After three month, I finally figured out even first what the issue is and resolved it. It turned out to be a nvidia issue with Secure Boot.
Feel obliged to thank jorgemf and Yao Zhang for your help at a time I couldn't even good articulate the problem.
Meanwhile I hope my case can help other people having a same problem.
All started with my attempt to install nvidia driver again today. The installation seemed successful but in the end, it says,
Unable to load the “nvidia-drm” kernel module.

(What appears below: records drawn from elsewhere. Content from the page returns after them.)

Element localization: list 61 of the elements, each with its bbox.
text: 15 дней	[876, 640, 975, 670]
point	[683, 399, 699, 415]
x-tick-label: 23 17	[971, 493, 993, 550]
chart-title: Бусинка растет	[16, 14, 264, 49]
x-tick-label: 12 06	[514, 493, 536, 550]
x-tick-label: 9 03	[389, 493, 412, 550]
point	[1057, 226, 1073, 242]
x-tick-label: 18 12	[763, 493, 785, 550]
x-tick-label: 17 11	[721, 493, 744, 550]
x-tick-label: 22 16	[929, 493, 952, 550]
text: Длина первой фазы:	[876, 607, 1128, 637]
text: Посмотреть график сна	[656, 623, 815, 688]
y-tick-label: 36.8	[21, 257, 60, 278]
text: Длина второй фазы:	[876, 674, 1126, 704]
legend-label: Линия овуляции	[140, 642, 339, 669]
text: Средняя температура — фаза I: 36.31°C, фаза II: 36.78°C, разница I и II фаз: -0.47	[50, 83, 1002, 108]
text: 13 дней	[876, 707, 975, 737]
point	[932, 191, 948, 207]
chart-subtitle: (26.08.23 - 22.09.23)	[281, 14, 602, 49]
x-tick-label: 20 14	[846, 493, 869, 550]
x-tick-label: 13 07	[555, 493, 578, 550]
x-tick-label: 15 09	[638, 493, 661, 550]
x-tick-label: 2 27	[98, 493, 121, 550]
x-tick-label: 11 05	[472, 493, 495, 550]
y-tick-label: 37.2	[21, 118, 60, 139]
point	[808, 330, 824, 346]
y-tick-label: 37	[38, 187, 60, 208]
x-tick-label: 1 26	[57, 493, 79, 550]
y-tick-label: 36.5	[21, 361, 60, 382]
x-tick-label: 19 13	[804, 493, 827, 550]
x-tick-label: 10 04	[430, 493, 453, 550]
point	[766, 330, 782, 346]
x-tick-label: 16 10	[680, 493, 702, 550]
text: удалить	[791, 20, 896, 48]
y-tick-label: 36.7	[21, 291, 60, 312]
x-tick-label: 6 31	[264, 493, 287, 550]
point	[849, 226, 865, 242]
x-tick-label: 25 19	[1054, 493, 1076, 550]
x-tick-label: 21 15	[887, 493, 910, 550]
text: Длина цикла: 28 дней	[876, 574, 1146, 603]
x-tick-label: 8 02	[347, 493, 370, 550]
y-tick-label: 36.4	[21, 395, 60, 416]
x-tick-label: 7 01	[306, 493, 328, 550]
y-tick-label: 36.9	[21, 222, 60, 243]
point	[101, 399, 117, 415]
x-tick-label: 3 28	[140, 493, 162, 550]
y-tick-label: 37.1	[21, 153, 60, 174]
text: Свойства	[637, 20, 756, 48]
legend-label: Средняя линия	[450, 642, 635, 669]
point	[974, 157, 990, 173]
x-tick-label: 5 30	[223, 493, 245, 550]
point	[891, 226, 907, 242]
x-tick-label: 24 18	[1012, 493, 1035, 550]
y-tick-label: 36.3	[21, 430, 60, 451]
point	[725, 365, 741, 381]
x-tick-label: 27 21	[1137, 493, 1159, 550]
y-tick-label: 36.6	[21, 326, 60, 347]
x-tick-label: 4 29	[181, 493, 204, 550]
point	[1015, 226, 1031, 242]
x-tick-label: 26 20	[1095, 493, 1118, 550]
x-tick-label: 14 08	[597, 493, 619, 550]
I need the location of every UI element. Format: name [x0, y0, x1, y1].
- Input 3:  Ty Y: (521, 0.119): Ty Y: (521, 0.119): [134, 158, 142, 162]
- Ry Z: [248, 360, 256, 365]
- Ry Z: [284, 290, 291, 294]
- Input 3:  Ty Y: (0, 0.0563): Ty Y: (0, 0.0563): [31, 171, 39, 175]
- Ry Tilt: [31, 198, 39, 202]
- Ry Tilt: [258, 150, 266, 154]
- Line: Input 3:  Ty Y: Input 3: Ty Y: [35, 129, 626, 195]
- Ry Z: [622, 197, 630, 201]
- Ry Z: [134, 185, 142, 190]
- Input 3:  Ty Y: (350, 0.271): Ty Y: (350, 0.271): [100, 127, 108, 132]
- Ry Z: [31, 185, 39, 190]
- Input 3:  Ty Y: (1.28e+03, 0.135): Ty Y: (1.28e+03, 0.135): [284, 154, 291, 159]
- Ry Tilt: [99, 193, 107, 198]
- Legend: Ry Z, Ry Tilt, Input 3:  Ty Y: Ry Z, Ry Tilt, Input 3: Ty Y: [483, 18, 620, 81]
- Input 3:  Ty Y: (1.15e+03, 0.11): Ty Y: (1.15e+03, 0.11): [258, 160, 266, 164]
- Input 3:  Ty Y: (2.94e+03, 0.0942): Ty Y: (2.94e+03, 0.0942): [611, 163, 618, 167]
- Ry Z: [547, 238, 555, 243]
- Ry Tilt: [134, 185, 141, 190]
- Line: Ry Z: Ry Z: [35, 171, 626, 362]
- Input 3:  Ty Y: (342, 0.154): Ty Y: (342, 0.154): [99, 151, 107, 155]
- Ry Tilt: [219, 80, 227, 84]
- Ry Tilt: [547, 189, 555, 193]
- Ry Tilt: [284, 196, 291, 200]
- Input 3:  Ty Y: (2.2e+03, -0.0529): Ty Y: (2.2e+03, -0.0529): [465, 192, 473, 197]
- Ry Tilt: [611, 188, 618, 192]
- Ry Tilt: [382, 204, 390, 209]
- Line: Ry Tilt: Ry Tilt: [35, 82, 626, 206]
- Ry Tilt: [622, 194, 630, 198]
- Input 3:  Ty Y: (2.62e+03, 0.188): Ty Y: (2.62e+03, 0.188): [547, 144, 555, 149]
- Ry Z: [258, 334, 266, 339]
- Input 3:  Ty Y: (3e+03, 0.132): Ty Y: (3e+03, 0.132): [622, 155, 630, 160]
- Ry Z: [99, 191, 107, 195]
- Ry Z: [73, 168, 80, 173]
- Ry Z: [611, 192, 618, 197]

So I thought maybe I could manually load the kernel with
modprobe mvidia-drm
but got an error says something like "required key not applicable". Wonder what that meant so googled a bit. It turned out to be application not registered! So that module has been stopped by Secure Boot!
Went back to boot settings and disabled secure boot. Installed nvidia driver again, successful! Now in Nvidia settings it looks like this:
See now the gpu device shows there.
Head further to install cuda and cudnn. Found this github gist super useful: https://gist.github.com/wangruohui/df039f0dc434d6486f5d4d098aa52d07
Last step, just followed the installation on Tensorflow home page. Tested it did run on GPU!
The take-home message is if you fail to install Nvidia driver on linux system, you probably need to disable Secure Boot. Personal opinion, Windows turned this good idea into a nightmare for linux users!